Eine dynamische Fahrszene, die leichter aussieht, als es in Wirklichkeit ist.     Obwohl ich für vieles zu haben bin, würde ich das hier gezeigte nicht nachmachen wollen! - An der Art der Kinderkarre mag man übrigens das Alter des Prospektes schätzen!

Fazit

Von der Gesamtkonstruktion rate ich aus prinzipiellen Gründen ab. Zwar könnte man einige konstruktive Verbesserungen vornehmen, das Konzept bliebe aber unberührt und dessen Nachteile bestehen. Ich sehe keinen einzigen Grund, warum der Beiwagen einem Anhänger vorzuziehen wäre. Ein Anhänger ist flexibler, auch allein zu benutzen und beeinflusst die Fahreigenschaften eines Rades gemessen an der Transportkapazität nur wenig. All das kann der Beiwagen nicht, auch hat er keine Federung.

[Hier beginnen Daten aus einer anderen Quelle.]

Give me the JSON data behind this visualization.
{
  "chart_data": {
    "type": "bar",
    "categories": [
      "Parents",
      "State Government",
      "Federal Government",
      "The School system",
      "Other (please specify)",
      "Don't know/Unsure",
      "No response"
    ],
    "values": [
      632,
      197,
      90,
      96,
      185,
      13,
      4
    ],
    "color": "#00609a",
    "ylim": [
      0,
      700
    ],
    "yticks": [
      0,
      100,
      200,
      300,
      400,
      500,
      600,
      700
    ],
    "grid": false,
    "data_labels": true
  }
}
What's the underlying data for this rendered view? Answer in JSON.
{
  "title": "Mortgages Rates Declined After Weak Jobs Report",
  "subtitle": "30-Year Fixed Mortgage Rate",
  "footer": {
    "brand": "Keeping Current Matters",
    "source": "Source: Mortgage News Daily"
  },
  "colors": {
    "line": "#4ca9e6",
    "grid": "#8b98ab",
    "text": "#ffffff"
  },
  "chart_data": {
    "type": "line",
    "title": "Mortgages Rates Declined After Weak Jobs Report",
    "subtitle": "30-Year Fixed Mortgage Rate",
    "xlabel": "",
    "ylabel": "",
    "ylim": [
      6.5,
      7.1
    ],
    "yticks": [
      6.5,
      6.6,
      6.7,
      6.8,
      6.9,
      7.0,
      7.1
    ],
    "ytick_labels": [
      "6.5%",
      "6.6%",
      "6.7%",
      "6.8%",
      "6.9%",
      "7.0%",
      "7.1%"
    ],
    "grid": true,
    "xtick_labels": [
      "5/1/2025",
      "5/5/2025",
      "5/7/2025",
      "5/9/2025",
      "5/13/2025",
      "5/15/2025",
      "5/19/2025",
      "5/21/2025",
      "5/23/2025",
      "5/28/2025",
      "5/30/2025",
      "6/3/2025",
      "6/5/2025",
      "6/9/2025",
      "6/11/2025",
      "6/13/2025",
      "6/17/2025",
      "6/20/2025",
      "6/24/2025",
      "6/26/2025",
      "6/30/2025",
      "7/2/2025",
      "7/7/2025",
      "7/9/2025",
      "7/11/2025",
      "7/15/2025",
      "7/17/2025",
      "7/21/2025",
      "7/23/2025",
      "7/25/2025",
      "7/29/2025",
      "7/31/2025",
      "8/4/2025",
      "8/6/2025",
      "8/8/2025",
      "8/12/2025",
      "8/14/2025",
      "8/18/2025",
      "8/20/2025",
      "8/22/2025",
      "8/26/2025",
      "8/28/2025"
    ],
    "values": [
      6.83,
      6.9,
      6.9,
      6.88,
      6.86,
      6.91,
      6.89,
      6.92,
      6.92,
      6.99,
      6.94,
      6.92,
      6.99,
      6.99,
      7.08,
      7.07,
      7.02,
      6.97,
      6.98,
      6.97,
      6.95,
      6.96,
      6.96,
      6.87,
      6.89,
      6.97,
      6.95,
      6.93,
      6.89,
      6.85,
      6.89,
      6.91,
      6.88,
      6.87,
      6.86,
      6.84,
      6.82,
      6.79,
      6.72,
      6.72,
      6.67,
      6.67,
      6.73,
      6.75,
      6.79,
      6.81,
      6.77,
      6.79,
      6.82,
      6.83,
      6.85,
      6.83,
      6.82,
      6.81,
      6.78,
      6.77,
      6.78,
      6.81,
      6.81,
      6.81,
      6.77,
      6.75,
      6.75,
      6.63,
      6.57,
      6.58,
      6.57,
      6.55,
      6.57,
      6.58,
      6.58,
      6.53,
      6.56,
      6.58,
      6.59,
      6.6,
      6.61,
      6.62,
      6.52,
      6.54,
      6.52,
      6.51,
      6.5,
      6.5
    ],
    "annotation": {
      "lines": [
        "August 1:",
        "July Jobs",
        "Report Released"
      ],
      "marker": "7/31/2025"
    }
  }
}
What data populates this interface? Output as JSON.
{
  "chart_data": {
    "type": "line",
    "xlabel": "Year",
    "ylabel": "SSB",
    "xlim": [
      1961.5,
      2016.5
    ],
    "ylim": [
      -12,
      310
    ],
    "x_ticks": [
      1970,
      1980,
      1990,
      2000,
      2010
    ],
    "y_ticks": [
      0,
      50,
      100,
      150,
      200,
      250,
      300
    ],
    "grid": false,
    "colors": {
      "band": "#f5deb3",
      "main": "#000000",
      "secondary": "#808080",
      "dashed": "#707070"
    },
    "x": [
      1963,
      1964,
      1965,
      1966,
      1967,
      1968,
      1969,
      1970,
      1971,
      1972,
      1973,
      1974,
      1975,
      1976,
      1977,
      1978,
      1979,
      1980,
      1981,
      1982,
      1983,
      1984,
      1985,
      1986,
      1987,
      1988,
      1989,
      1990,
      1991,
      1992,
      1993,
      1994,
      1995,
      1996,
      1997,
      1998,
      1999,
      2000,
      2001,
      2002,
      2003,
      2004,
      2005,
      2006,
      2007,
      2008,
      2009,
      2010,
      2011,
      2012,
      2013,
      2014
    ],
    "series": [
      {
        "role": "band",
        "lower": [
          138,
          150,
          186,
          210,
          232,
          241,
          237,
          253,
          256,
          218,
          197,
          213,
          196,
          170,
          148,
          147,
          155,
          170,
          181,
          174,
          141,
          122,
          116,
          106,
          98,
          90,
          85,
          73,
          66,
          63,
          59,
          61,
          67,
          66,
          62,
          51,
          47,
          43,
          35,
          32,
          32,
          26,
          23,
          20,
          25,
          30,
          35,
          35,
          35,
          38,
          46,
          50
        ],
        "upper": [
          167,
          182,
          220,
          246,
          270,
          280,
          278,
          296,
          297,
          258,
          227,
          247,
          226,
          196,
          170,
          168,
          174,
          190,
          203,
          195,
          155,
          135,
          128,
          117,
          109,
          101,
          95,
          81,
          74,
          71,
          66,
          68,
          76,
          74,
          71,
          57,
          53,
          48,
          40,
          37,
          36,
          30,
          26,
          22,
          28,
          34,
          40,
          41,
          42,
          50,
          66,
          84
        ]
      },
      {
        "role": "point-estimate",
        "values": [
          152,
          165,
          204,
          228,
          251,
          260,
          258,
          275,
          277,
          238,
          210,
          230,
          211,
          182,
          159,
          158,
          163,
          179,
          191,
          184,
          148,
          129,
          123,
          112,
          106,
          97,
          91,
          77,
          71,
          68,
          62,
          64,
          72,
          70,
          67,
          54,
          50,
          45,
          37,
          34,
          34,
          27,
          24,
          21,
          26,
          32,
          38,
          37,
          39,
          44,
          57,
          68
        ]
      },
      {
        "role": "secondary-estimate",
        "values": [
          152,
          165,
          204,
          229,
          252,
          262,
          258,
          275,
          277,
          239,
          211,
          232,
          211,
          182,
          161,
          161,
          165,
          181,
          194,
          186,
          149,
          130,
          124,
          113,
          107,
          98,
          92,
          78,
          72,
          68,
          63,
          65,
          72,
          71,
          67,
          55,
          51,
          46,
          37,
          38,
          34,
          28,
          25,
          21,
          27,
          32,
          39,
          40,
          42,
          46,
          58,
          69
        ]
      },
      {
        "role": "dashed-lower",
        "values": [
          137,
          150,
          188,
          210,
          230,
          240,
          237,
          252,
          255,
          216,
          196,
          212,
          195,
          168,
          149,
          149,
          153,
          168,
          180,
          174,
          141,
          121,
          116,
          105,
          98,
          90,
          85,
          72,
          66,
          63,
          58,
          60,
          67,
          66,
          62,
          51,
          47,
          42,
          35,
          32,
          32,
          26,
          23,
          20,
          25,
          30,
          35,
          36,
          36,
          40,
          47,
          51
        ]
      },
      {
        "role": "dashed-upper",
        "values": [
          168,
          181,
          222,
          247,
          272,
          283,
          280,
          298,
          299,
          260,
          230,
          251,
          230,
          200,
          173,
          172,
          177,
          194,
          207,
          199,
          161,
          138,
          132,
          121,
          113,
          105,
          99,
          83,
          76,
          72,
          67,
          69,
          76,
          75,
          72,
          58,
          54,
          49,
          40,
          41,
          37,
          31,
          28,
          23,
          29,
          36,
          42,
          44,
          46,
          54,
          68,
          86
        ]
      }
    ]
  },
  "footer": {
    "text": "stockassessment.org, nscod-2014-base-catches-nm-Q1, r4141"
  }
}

Es hat also seinen Grund, warum Beiwagen an Fahrrädern nur selten zu sehen sind und als Exoten gelten. Auch bei mir sind die Anbauteile wieder von Rad verschwunden. - Braucht noch jemand einen Beiwagen? Ich hätte einen abzugeben ...

[...]

Der Beiwagen ist inzwischen abgegeben, doch gelegentlich erreichen mich Anfragen, ob ich nicht noch so einen hätte und wer der Hersteller ist, ob es Ersatzteile gäbe usw. - Ich habe keinen Beiwagen mehr, auch bei der Firma Sprick ist er schon lange aus dem Programm genommen, so dass weder bei mir noch bei Firma Sprick Anfragen nach Beiwagen und deren Eratzteile sinnvoll sind. Das hört sich vielleicht etwas sehr abweisend an, entspricht aber schlicht der Realität.

Wenn es wirklich soviele Beiwagen-Fans geben sollte, dann könnte ja tatsächlich eine Entwicklung auf diesem Gebiet stattfinden. - Auch wenn ich dem Beiwagen hier ein eher schlechtes Zeugnis ausgestellt habe, würde ich in diesem Falle gerne davon wissen!

Tatsächlich hat sich jemand an eine Beiwagen-Neukonstruktion gewagt: Die velotrade GmbH in Ostfriesland bietet Kinder- sowie Lasten-Seitenwagen an, die wirklich toll aussehen, gefahren bin damit allerdings noch nicht.